Jean, who worked as a screen printer at the ROF factory in Lower Darwen until she retired aged 66, now faces an agonising wait to be told whether or not she'll be forced to miss out on voting in a General Election for the first time in her life.

"My husband was always a really strong believer in voting and always said it's our civic duty," she added. "I'm part of that generation. I just hope it can be sorted quickly because my vision isn't great and I won't be able to go out and vote in person."

In order to apply for a postal or proxy vote, a voter needs to supply their name, address, date of birth and National Insurance number. These are available to those who are unable to reach a polling station on polling day.

The deadline to apply is 5pm on Wednesday June 26, which means Jean has just over two weeks to secure her vote.

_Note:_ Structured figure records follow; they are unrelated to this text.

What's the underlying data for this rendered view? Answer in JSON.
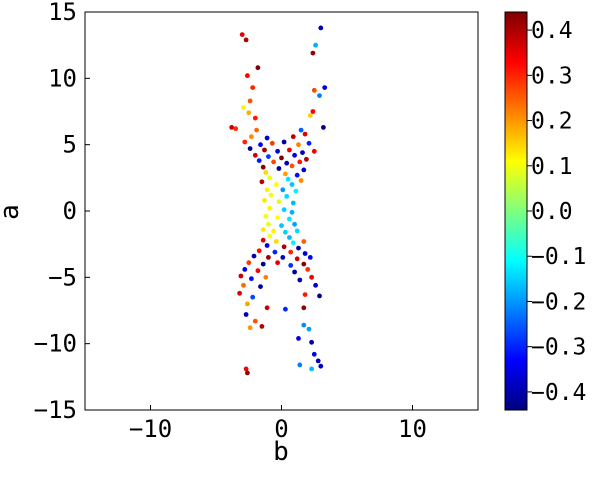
{
  "chart_data": {
    "type": "scatter",
    "title": "",
    "xlabel": "b",
    "ylabel": "a",
    "xlim": [
      -15,
      15
    ],
    "ylim": [
      -15,
      15
    ],
    "x_ticks": [
      {
        "value": -10,
        "label": "−10"
      },
      {
        "value": 0,
        "label": "0"
      },
      {
        "value": 10,
        "label": "10"
      }
    ],
    "y_ticks": [
      {
        "value": -15,
        "label": "−15"
      },
      {
        "value": -10,
        "label": "−10"
      },
      {
        "value": -5,
        "label": "−5"
      },
      {
        "value": 0,
        "label": "0"
      },
      {
        "value": 5,
        "label": "5"
      },
      {
        "value": 10,
        "label": "10"
      },
      {
        "value": 15,
        "label": "15"
      }
    ],
    "grid": false,
    "colorbar": {
      "colormap": "jet",
      "range": [
        -0.44,
        0.44
      ],
      "ticks": [
        {
          "value": 0.4,
          "label": "0.4"
        },
        {
          "value": 0.3,
          "label": "0.3"
        },
        {
          "value": 0.2,
          "label": "0.2"
        },
        {
          "value": 0.1,
          "label": "0.1"
        },
        {
          "value": 0.0,
          "label": "0.0"
        },
        {
          "value": -0.1,
          "label": "−0.1"
        },
        {
          "value": -0.2,
          "label": "−0.2"
        },
        {
          "value": -0.3,
          "label": "−0.3"
        },
        {
          "value": -0.4,
          "label": "−0.4"
        }
      ]
    },
    "points": [
      {
        "x": -3.0,
        "y": 13.3,
        "c": 0.35
      },
      {
        "x": -2.7,
        "y": 12.9,
        "c": 0.4
      },
      {
        "x": -1.8,
        "y": 10.8,
        "c": 0.44
      },
      {
        "x": -2.6,
        "y": 10.2,
        "c": 0.33
      },
      {
        "x": -2.2,
        "y": 9.3,
        "c": 0.3
      },
      {
        "x": -2.4,
        "y": 8.3,
        "c": 0.26
      },
      {
        "x": -2.5,
        "y": 7.4,
        "c": 0.18
      },
      {
        "x": -2.9,
        "y": 7.8,
        "c": 0.12
      },
      {
        "x": -2.0,
        "y": 7.0,
        "c": 0.31
      },
      {
        "x": -3.8,
        "y": 6.3,
        "c": 0.38
      },
      {
        "x": -3.5,
        "y": 6.2,
        "c": 0.29
      },
      {
        "x": -1.9,
        "y": 6.1,
        "c": 0.24
      },
      {
        "x": 3.0,
        "y": 13.8,
        "c": -0.4
      },
      {
        "x": 2.6,
        "y": 12.5,
        "c": -0.18
      },
      {
        "x": 2.4,
        "y": 11.9,
        "c": 0.42
      },
      {
        "x": 3.3,
        "y": 9.3,
        "c": -0.36
      },
      {
        "x": 2.5,
        "y": 9.1,
        "c": 0.27
      },
      {
        "x": 2.9,
        "y": 8.7,
        "c": -0.22
      },
      {
        "x": 2.4,
        "y": 7.5,
        "c": 0.33
      },
      {
        "x": 2.2,
        "y": 7.2,
        "c": 0.15
      },
      {
        "x": 3.2,
        "y": 6.3,
        "c": -0.42
      },
      {
        "x": 1.5,
        "y": 6.1,
        "c": -0.25
      },
      {
        "x": 1.8,
        "y": 5.8,
        "c": 0.36
      },
      {
        "x": -2.3,
        "y": 5.6,
        "c": 0.21
      },
      {
        "x": -1.1,
        "y": 5.5,
        "c": -0.38
      },
      {
        "x": 0.9,
        "y": 5.6,
        "c": 0.39
      },
      {
        "x": -2.8,
        "y": 5.2,
        "c": 0.3
      },
      {
        "x": -1.6,
        "y": 5.0,
        "c": -0.33
      },
      {
        "x": -0.7,
        "y": 5.1,
        "c": 0.28
      },
      {
        "x": 0.2,
        "y": 5.2,
        "c": -0.41
      },
      {
        "x": 1.3,
        "y": 5.0,
        "c": 0.22
      },
      {
        "x": 2.1,
        "y": 5.1,
        "c": -0.3
      },
      {
        "x": -2.4,
        "y": 4.7,
        "c": -0.43
      },
      {
        "x": -1.3,
        "y": 4.6,
        "c": 0.41
      },
      {
        "x": -0.3,
        "y": 4.5,
        "c": -0.36
      },
      {
        "x": 0.6,
        "y": 4.6,
        "c": 0.35
      },
      {
        "x": 1.6,
        "y": 4.4,
        "c": -0.4
      },
      {
        "x": 2.5,
        "y": 4.5,
        "c": 0.34
      },
      {
        "x": -2.0,
        "y": 4.2,
        "c": 0.37
      },
      {
        "x": -1.0,
        "y": 4.1,
        "c": -0.28
      },
      {
        "x": 0.0,
        "y": 4.0,
        "c": 0.44
      },
      {
        "x": 1.0,
        "y": 4.2,
        "c": -0.34
      },
      {
        "x": 1.9,
        "y": 3.9,
        "c": 0.4
      },
      {
        "x": -1.7,
        "y": 3.8,
        "c": -0.31
      },
      {
        "x": -0.6,
        "y": 3.7,
        "c": 0.27
      },
      {
        "x": 0.4,
        "y": 3.6,
        "c": -0.39
      },
      {
        "x": 1.4,
        "y": 3.7,
        "c": 0.31
      },
      {
        "x": -1.4,
        "y": 3.3,
        "c": 0.43
      },
      {
        "x": -0.2,
        "y": 3.2,
        "c": -0.43
      },
      {
        "x": 0.8,
        "y": 3.4,
        "c": 0.26
      },
      {
        "x": 1.7,
        "y": 3.1,
        "c": -0.37
      },
      {
        "x": -1.2,
        "y": 2.9,
        "c": 0.14
      },
      {
        "x": 0.3,
        "y": 2.8,
        "c": 0.19
      },
      {
        "x": 1.2,
        "y": 2.7,
        "c": -0.32
      },
      {
        "x": -0.9,
        "y": 2.5,
        "c": 0.09
      },
      {
        "x": 0.5,
        "y": 2.4,
        "c": -0.13
      },
      {
        "x": 1.5,
        "y": 2.3,
        "c": 0.21
      },
      {
        "x": -1.5,
        "y": 2.2,
        "c": 0.39
      },
      {
        "x": -0.4,
        "y": 2.0,
        "c": 0.11
      },
      {
        "x": 0.8,
        "y": 2.0,
        "c": -0.16
      },
      {
        "x": -1.1,
        "y": 1.6,
        "c": 0.12
      },
      {
        "x": 0.1,
        "y": 1.6,
        "c": -0.2
      },
      {
        "x": 1.1,
        "y": 1.5,
        "c": -0.12
      },
      {
        "x": -0.8,
        "y": 1.2,
        "c": 0.1
      },
      {
        "x": 0.4,
        "y": 1.1,
        "c": -0.14
      },
      {
        "x": -1.3,
        "y": 0.8,
        "c": 0.13
      },
      {
        "x": -0.2,
        "y": 0.7,
        "c": 0.08
      },
      {
        "x": 0.9,
        "y": 0.6,
        "c": -0.17
      },
      {
        "x": -0.9,
        "y": 0.2,
        "c": 0.12
      },
      {
        "x": 0.2,
        "y": 0.1,
        "c": -0.15
      },
      {
        "x": 0.8,
        "y": -0.1,
        "c": -0.18
      },
      {
        "x": -1.2,
        "y": -0.4,
        "c": 0.1
      },
      {
        "x": -0.3,
        "y": -0.5,
        "c": 0.11
      },
      {
        "x": 0.6,
        "y": -0.6,
        "c": -0.13
      },
      {
        "x": -1.0,
        "y": -1.0,
        "c": 0.09
      },
      {
        "x": 0.0,
        "y": -1.1,
        "c": -0.16
      },
      {
        "x": 1.0,
        "y": -1.0,
        "c": -0.19
      },
      {
        "x": -1.4,
        "y": -1.4,
        "c": 0.13
      },
      {
        "x": -0.6,
        "y": -1.5,
        "c": 0.12
      },
      {
        "x": 0.3,
        "y": -1.6,
        "c": -0.15
      },
      {
        "x": 1.2,
        "y": -1.5,
        "c": -0.14
      },
      {
        "x": -0.9,
        "y": -1.9,
        "c": 0.1
      },
      {
        "x": 0.6,
        "y": -2.0,
        "c": -0.17
      },
      {
        "x": -1.4,
        "y": -2.2,
        "c": 0.36
      },
      {
        "x": -0.4,
        "y": -2.3,
        "c": 0.14
      },
      {
        "x": 0.9,
        "y": -2.4,
        "c": -0.12
      },
      {
        "x": 1.7,
        "y": -2.3,
        "c": 0.25
      },
      {
        "x": -1.1,
        "y": -2.6,
        "c": -0.35
      },
      {
        "x": 0.2,
        "y": -2.7,
        "c": 0.4
      },
      {
        "x": 1.3,
        "y": -2.8,
        "c": -0.41
      },
      {
        "x": -1.7,
        "y": -3.0,
        "c": 0.32
      },
      {
        "x": -0.5,
        "y": -3.1,
        "c": -0.3
      },
      {
        "x": 0.7,
        "y": -3.1,
        "c": 0.3
      },
      {
        "x": 1.8,
        "y": -3.2,
        "c": -0.36
      },
      {
        "x": -2.1,
        "y": -3.4,
        "c": -0.4
      },
      {
        "x": -1.0,
        "y": -3.5,
        "c": 0.41
      },
      {
        "x": 0.1,
        "y": -3.5,
        "c": -0.38
      },
      {
        "x": 1.2,
        "y": -3.6,
        "c": 0.37
      },
      {
        "x": 2.2,
        "y": -3.5,
        "c": -0.33
      },
      {
        "x": -2.5,
        "y": -3.9,
        "c": 0.28
      },
      {
        "x": -1.4,
        "y": -4.0,
        "c": -0.44
      },
      {
        "x": -0.3,
        "y": -3.9,
        "c": 0.35
      },
      {
        "x": 0.7,
        "y": -4.1,
        "c": -0.29
      },
      {
        "x": 1.7,
        "y": -4.0,
        "c": 0.43
      },
      {
        "x": -2.8,
        "y": -4.4,
        "c": -0.35
      },
      {
        "x": -1.8,
        "y": -4.5,
        "c": 0.33
      },
      {
        "x": 1.0,
        "y": -4.6,
        "c": -0.42
      },
      {
        "x": 2.0,
        "y": -4.4,
        "c": 0.29
      },
      {
        "x": -3.1,
        "y": -4.9,
        "c": 0.38
      },
      {
        "x": -2.3,
        "y": -5.1,
        "c": -0.32
      },
      {
        "x": -1.2,
        "y": -5.0,
        "c": 0.22
      },
      {
        "x": 1.4,
        "y": -5.2,
        "c": -0.39
      },
      {
        "x": 2.3,
        "y": -5.0,
        "c": 0.34
      },
      {
        "x": -2.9,
        "y": -5.6,
        "c": 0.24
      },
      {
        "x": -1.6,
        "y": -5.7,
        "c": -0.41
      },
      {
        "x": 2.6,
        "y": -5.6,
        "c": -0.37
      },
      {
        "x": -3.2,
        "y": -6.2,
        "c": 0.36
      },
      {
        "x": -2.2,
        "y": -6.5,
        "c": -0.27
      },
      {
        "x": 1.8,
        "y": -6.3,
        "c": 0.31
      },
      {
        "x": 2.9,
        "y": -6.4,
        "c": -0.43
      },
      {
        "x": -2.6,
        "y": -7.0,
        "c": 0.19
      },
      {
        "x": -1.1,
        "y": -7.3,
        "c": 0.37
      },
      {
        "x": 0.3,
        "y": -7.4,
        "c": -0.3
      },
      {
        "x": 1.7,
        "y": -7.3,
        "c": 0.42
      },
      {
        "x": -2.7,
        "y": -7.8,
        "c": -0.38
      },
      {
        "x": -2.0,
        "y": -8.3,
        "c": 0.26
      },
      {
        "x": -2.4,
        "y": -8.8,
        "c": 0.2
      },
      {
        "x": -1.5,
        "y": -8.7,
        "c": 0.39
      },
      {
        "x": 1.7,
        "y": -8.6,
        "c": -0.21
      },
      {
        "x": 2.1,
        "y": -8.9,
        "c": -0.19
      },
      {
        "x": 1.3,
        "y": -9.6,
        "c": -0.36
      },
      {
        "x": 2.3,
        "y": -9.9,
        "c": -0.41
      },
      {
        "x": 2.5,
        "y": -10.8,
        "c": -0.34
      },
      {
        "x": 2.8,
        "y": -11.3,
        "c": -0.39
      },
      {
        "x": 1.4,
        "y": -11.6,
        "c": -0.22
      },
      {
        "x": 2.3,
        "y": -11.9,
        "c": -0.17
      },
      {
        "x": 3.0,
        "y": -11.7,
        "c": -0.37
      },
      {
        "x": -2.7,
        "y": -11.9,
        "c": 0.33
      },
      {
        "x": -2.6,
        "y": -12.2,
        "c": 0.42
      }
    ]
  }
}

Jean, who still lives independently at her home in Aysgarth Drive, had initially sought the help of Councillor Dave Smith who represents the Sunnyhurst ward where she lives.

Cllr Smith said: "Because Jean struggles with her sight I said I'd fill in the proxy vote application form. I took it into the town hall and they said that the NI number she had provided, which I saw on her pension correspondence, didn't match her pension.

"As well as the NI number Jean gave me, which matched the format for her year of birth, there was another on documentation which I imagine was her husband's who died not too long ago. And they said neither match her records."

Since speaking to Jean, LancsLive has contacted HMRC, which manages National Insurance numbers. A spokesperson told us they would look into her case.

They said they will be able to confirm Jean's NI number in an official letter. Jean is now hoping this arrives before the June 26 deadline.

But she fears she won't be able to secure a proxy in time for the General Election on July 4.

The National Insurance (NI) Scheme was first introduced in 1948. The number, assigned to an individual for life, consists of a two-letter prefix followed by six numbers and a one letter suffix. Initially, the system was a contributory form of insurance against illness and unemployment, and eventually provided retirement pensions and other benefits. Contributions are collected by HM Revenue and Customs (HMRC).

Denise Park, (Acting) Returning Officer for the Parliamentary Election in Blackburn, said: "Our Elections team is here to support voters to be able to vote in the way that best suits them, whether in person at a polling station, by post or by proxy. We cannot comment on individual cases but will offer help to anyone who needs it to be able to exercise their democratic right."

LancsLive contacted the Electoral Commission who said they do not comment on individual cases.